Sifa meraih ponselnya, menghubungi sahabat sekaligus besannya. Ingin menanyakan langsung kondisi omnya. Kalau memang terus menurun, akan lebih baik langsung dibawa ke situ. Meski Sifa tahu bakal tipis kesempatan untuk bisa tertolong, karena faktor usia Jonathan Lin sudah lanjut dan kondisinya yang stroke.
“Tidak diangkat,” Sifa tampak khawatir.
Justru ponsel Rhea yang berdenting pelan oleh suara notif chat masuk. Dia hanya melirik, lalu mengeryit melihat nama asing di sana. Ayang Bumi! Dia mendecih greget.
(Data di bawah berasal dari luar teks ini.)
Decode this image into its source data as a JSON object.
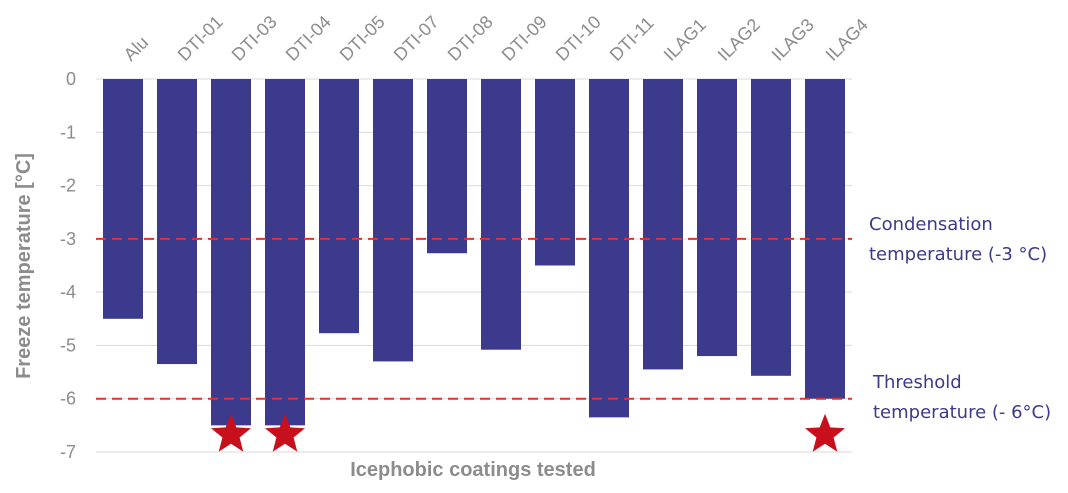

Tidak usah mikir pun dia tahu, siapa si paling sialan lancang memasukkan nomor dengan nama menggelikan ini.
“Tadi lupa nggak beli sarapan. Aku sudah pesan dan sebentar lagi diantar ke situ. Jangan lupa makan! Nanti calon anakku bisa kelaparan di perut mamanya!”
“Sialan!” Tanpa sadar Rhea mengumpat, tapi langsung kicep begitu mendongak dan mendapati mama juga adiknya menatap curiga ke arahnya.
“Itu …. aku hanya kesal ke Sofie. Sepatuku patah gara-gara semalam memapah dia yang sempoyongan!” jelasnya gelagapan.
“Dia mabuk? Kamu ikut minum juga?!” Interogasi mama Rhea langsung mode on.
Baru gini saja jantung Rhea sudah jumpalitan. Mamanya kalau lagi bad mood sudah spec medusa yang mengerikan.
“Cuma minum sampanye sedikit, Ma. Nggak enak nolak, karena yang lain juga minum. Sofie mabuk habis putus dari pacarnya. Kena tikung temannya sendiri!” jawabnya dengan muka panas seperti terbakar.
“Banyak sih yang kena tikung teman kayak gitu. Cuma nggak semua bisa diingatkan. Dianggap bestie, tapi ternyata ular berbisa!” sindir Thea mengulum senyum begitu Rhea melirik sengit.
“Sofie yang kemarin kesini sama teman prianya itu, kan? Yang itu pacarnya? Tapi, kok Mama lihat justru yang cowok sering datang cari kamu! Dia ….”
Rhea nyaris lupa caranya bernafas, saat dicecar pertanyaan mamanya dengan raut jelas tidak sukanya. Untung saja ponsel mamanya berdering. Dia menghela nafas panjang merasa terselamatkan. Thea cengengesan mengejek. Namun, kemudian mereka dibuat panik oleh kabar dari mertua Thea.
“Opa Lin kolaps. Sudah tidak sadar. Ambulannya sudah hampir sampai!” seru mama mereka langsung beranjak bangun untuk turun ke IGD menunggu kedatangan mereka. Rhea dan Thea menyusul di belakang mamanya.
Jantung Rhea masih deg-degan. Kali ini dia masih bisa lolos dari mamanya dengan mengarang cerita bohong. Tapi, bagaimana setelah ini? Apalagi kalau Genta sudah mulai berulah.